Criminal Case Summaries:
·
People
v Grimes (KA 13-00330) – In this appeal by the prosecutor, 4AD finds
that the lower court erred in dismissing a count of the indictment on the
ground that the jury proceedings were defective. The grand jury voted a true
bill on one count of assault in the second degree, but an indictment was not reported
out. The prosecutor later submitted additional evidence, and the grand jury
indicted D on an additional count—assault in the first degree. The lower court
dismissed the assault-1st count, on the ground that the grand jury
did not vote to vacate the assault-2nd count and reopen the
presentation. 4AD holds that CPL 190.25 (1) and People v Cade (74 NY2d 410) do not require the prosecutor to obtain
a vote of 12 grand jurors to reopen the proceedings under such circumstances. In
particular, 4AD notes that the grand jury was not asked to reconsider the
assault-2nd count. “[I]nasmuch as there was no second presentment of
that charge, the grand jury was not required to vacate its prior vote.”
·
People
v Holmes (KA 12-00870) – In this appeal by the prosecutor, 4AD finds
that the lower court erred by granting defendant’s suppression motion. Police
received a 911 call from a witness who stated that a man was abducted at
gun-point at a certain intersection. Police responded and observed a car near
the scene, which matched the witness’s description. The witness was in her own
car and pointed toward the abductors’ car. Police pulled the car over and
arrested the driver for unlicensed operation of a motor vehicle. The car was
searched, a gun was found, and it was then towed. The lower court held police
found the gun pursuant to an illegal inventory search and suppressed it. 4AD
reverses, finding that police had probable cause to search the car based on the
information provided by the identified citizen informant.
·
People
v Mohamud (KA 12-02273) – 4AD finds that the lower court did not err in
refusing to charge the jury on the extreme emotional disturbance defense. 4AD
first notes, relying on the Court of Appeals’ recent decision in People v Gonzalez, that D’s failure to
file a notice pursuant to CPL 250.10 (2) was not fatal to his claim, because he
requested the EED instruction based solely on the proof presented by the
prosecution. 4AD concludes, however, that the evidence that D bound and gagged
his step-son, and struck him more than 60 times with a rolling-pin, was not
enough to justify the charge. Proof of the violent or brutal nature of the
attack must generally be coupled with some other evidence indicative of a loss
of self-control. Here, witnesses described D as “not angry”, calm, and
“melancholy”, before and after the murder.
·
People
v Wright (KA 07-01841) – In this appeal from a murder conviction, a 3-2
majority affirms D’s conviction. The dissent (Fahey & Carni, JJ.) would
reverse and grant a new trial, because D was deprived of a fair trial when the
prosecutor mischaracterized the DNA evidence on summation. The dissent also
concludes that defense counsel was ineffective for failing to object to the
prosecutor’s improper statements. The prosecutor repeatedly misstated the
significance of the results of Y-STR DNA testing, arguing that it established
that DNA samples obtained from the victim and a ligature matched D’s DNA. In
actuality Y-STR testing permits only the conclusion that an individual cannot be
excluded as a contributor of the DNA sample. “[The DNA] evidence placed
defendant in a class of people that could
have contributed to the DNA, but the prosecutor argued to the jury that the
analysis of the DNA established defendant
as the DNA’s contributor. We conclude that the prosecutor’s willful and
repeated mischaracterization of evidence of class as evidence of exactitude was
misconduct that could have ‘tip[ped] the scales against defendant’ ”.

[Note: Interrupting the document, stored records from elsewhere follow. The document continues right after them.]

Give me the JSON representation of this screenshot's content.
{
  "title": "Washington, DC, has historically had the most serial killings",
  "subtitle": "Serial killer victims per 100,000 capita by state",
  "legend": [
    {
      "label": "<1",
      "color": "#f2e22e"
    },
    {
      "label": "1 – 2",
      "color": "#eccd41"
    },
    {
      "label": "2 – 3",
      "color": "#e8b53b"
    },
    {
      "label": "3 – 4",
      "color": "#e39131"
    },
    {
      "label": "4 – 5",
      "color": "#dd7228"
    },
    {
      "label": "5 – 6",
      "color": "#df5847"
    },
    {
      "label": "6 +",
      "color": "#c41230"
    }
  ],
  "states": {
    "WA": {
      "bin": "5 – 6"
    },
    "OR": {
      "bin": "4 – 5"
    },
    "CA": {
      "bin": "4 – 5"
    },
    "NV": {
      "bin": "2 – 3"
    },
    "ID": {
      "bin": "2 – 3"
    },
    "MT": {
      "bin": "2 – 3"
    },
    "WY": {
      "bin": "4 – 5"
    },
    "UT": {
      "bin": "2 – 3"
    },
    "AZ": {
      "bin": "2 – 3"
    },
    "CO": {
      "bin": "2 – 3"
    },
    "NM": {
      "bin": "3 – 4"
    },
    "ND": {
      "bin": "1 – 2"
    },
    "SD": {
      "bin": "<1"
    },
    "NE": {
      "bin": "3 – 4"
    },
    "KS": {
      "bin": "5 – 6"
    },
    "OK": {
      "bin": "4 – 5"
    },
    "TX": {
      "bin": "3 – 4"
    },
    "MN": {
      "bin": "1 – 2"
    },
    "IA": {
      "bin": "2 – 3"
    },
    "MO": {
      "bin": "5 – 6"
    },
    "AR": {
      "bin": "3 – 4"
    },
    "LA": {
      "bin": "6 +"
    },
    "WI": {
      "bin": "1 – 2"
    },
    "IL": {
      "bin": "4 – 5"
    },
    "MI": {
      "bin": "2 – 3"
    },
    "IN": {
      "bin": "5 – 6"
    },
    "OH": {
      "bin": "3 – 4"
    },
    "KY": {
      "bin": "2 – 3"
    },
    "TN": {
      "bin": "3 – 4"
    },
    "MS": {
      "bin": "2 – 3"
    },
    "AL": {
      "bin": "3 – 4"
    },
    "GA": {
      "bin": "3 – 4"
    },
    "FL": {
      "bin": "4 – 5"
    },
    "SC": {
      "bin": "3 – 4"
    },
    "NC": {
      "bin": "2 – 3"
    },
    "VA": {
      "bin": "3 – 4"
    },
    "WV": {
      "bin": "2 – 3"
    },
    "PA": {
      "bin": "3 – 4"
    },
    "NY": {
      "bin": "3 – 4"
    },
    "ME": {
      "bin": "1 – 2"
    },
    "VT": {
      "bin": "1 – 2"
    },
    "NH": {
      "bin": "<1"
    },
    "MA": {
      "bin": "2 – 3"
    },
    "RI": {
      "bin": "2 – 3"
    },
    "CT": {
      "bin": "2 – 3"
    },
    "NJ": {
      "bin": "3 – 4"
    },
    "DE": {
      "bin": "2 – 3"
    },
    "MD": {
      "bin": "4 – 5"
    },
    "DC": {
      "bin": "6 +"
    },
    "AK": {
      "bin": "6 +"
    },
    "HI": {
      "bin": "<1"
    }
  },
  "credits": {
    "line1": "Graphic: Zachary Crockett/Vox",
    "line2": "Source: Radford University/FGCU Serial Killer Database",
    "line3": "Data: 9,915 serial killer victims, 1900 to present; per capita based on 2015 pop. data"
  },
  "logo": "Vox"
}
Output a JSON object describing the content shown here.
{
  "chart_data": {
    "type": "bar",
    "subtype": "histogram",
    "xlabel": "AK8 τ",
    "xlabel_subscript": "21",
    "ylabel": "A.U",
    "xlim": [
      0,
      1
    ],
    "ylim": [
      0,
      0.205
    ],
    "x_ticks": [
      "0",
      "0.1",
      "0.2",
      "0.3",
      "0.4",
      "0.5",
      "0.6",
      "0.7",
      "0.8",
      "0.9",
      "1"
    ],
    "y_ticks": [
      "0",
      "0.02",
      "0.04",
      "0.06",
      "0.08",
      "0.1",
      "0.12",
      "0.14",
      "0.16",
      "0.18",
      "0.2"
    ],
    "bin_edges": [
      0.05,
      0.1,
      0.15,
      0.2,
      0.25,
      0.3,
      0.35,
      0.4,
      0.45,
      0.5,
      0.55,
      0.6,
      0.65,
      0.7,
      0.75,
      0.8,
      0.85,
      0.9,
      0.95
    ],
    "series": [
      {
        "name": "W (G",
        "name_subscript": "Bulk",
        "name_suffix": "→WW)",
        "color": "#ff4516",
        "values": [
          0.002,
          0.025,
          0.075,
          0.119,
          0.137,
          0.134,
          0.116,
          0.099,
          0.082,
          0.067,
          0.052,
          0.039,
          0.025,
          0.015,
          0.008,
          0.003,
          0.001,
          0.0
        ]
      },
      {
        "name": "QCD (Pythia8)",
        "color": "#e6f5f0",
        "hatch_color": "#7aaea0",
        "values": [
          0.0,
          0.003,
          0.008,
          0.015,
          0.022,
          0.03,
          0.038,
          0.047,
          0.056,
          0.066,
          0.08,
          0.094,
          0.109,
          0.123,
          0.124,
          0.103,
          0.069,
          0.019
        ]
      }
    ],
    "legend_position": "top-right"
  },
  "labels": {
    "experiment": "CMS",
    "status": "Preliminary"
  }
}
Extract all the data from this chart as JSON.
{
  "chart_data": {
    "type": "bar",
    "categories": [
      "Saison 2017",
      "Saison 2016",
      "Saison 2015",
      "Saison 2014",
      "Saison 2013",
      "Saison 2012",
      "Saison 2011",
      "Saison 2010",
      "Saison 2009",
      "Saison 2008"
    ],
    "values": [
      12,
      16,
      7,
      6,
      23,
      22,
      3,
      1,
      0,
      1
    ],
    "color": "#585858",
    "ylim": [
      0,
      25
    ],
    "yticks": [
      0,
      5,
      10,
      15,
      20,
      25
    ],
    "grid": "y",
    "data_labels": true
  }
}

Family Law Case Summaries:
·
Matter
of Lopez v Lugo
(CAF 13-00215) – In this custody matter, 4AD initially declines to address the
mother’s argument that the lower court erred by denying the Attorney for the
Child’s motion to withdraw from representing one of the parties’ children. The mother’s
notice of appeal was specifically limited to issues of custody, parenting time,
and contact and visitation with the grandparents, and the issue regarding the
AFC’s motion was thus not properly before 4AD. The mother also failed to
include the motion in the record on appeal. The mother, as the appellant, had
the obligation to assemble a proper record, and “must suffer the consequences”
for her failure to do so. 4AD also rejects the mother’s contention that the AFC
failed to advocate for the child’s position. Both AFCs in this matter properly
took positions contrary to their client’s wishes, because their wishes were
likely to result in a “substantial risk of imminent, serious harm”.